Poorer families are spending less time at the dinner table as a family, according to research from the University of Minnesota's Project EAT.
The analysis from the School of Public Health found that, overall, the frequency of family meals has remained fairly constant over the past ten years. But kids from lower socioeconomic backgrounds are missing out on that family dinner time.
Researchers say that's a problem, because time spent eating as a family is a proven driver of overall health, especially among teens. It's also been linked to fewer eating disorders, higher levels of psychological well-being and greater academic success.

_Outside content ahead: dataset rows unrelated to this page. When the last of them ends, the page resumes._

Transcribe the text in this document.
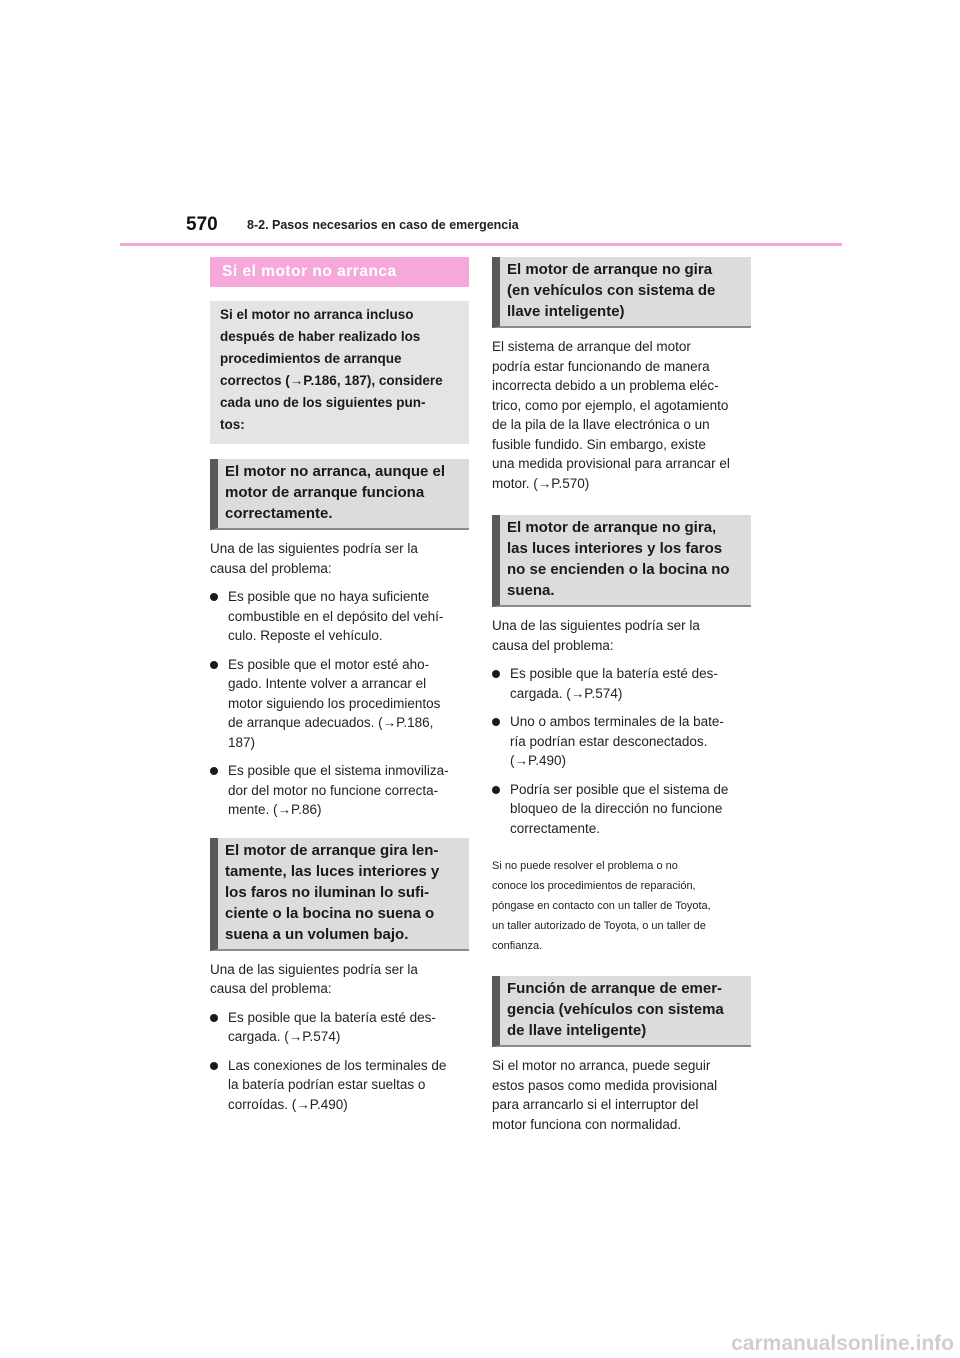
570 8-2. Pasos necesarios en caso de emergencia
Si el motor no arranca
Si el motor no arranca incluso
después de haber realizado los
procedimientos de arranque
correctos (→P.186, 187), considere
cada uno de los siguientes pun-
tos:
El motor no arranca, aunque el
motor de arranque funciona
correctamente.
Una de las siguientes podría ser la
causa del problema:
Es posible que no haya suficiente
combustible en el depósito del vehí-
culo. Reposte el vehículo.
Es posible que el motor esté aho-
gado. Intente volver a arrancar el
motor siguiendo los procedimientos
de arranque adecuados. (→P.186,
187)
Es posible que el sistema inmoviliza-
dor del motor no funcione correcta-
mente. (→P.86)
El motor de arranque gira len-
tamente, las luces interiores y
los faros no iluminan lo sufi-
ciente o la bocina no suena o
suena a un volumen bajo.
Una de las siguientes podría ser la
causa del problema:
Es posible que la batería esté des-
cargada. (→P.574)
Las conexiones de los terminales de
la batería podrían estar sueltas o
corroídas. (→P.490)
El motor de arranque no gira
(en vehículos con sistema de
llave inteligente)
El sistema de arranque del motor
podría estar funcionando de manera
incorrecta debido a un problema eléc-
trico, como por ejemplo, el agotamiento
de la pila de la llave electrónica o un
fusible fundido. Sin embargo, existe
una medida provisional para arrancar el
motor. (→P.570)
El motor de arranque no gira,
las luces interiores y los faros
no se encienden o la bocina no
suena.
Una de las siguientes podría ser la
causa del problema:
Es posible que la batería esté des-
cargada. (→P.574)
Uno o ambos terminales de la bate-
ría podrían estar desconectados.
(→P.490)
Podría ser posible que el sistema de
bloqueo de la dirección no funcione
correctamente.
Si no puede resolver el problema o no
conoce los procedimientos de reparación,
póngase en contacto con un taller de Toyota,
un taller autorizado de Toyota, o un taller de
confianza.
Función de arranque de emer-
gencia (vehículos con sistema
de llave inteligente)
Si el motor no arranca, puede seguir
estos pasos como medida provisional
para arrancarlo si el interruptor del
motor funciona con normalidad.
carmanualsonline.info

"Efforts to promote family meals have increased over the past decade based on these findings and therefore, it's important to know whether these messages have reached and had an impact on families," said Dianne Neumark-Sztainer, Ph.D., M.P.H., R.D., principal investigator for Project EAT.
Minnesota's Project EAT study compared approximately 3,000 adolescents surveyed in 1999 to a similar group of adolescents surveyed in 2010 within the Minneapolis-St. Paul metro.
In this latest analysis, researchers looked at family meal frequency within a large and diverse teen population to see if there were changes in the overall population, and if so, whether there were some groups more at risk of missing this important time as a family than others.
"Our findings suggest that overall the number of family meals remained fairly constant across adolescent populations," Neumark-Sztainer said. "But further investigation showed that disparities in family meals across socioeconomic backgrounds are widening."
For teens of higher socioeconomic backgrounds, the average number of family meals reported as eaten in the past week increased from 4.2 in 1999 to 4.5 in 2010. But teens from lower socioeconomic backgrounds went the other direction, dropping from 4.0 meals per week in 1999 to 3.6 in 2010.
The gap in the frequency of meals eaten as a family across socioeconomic groups is growing. Fewer families from the lowest socioeconomic level ate meals together five or more times per week than families from the highest socioeconomic level in 1999 and in 2010. The gap between these groups grew from 8.9 percent in 1999 to 22.5 percent in 2010, clearly showing a widening in socioeconomic differences in frequent family meal consumption.
"Family meals protect teens from various health-related problems," said Neumark-Sztainer. "We need to work hard to ensure that messages regarding the importance of family meals, and interventions aimed at facilitating family meals, reach high-risk families in these low socioeconomic groups."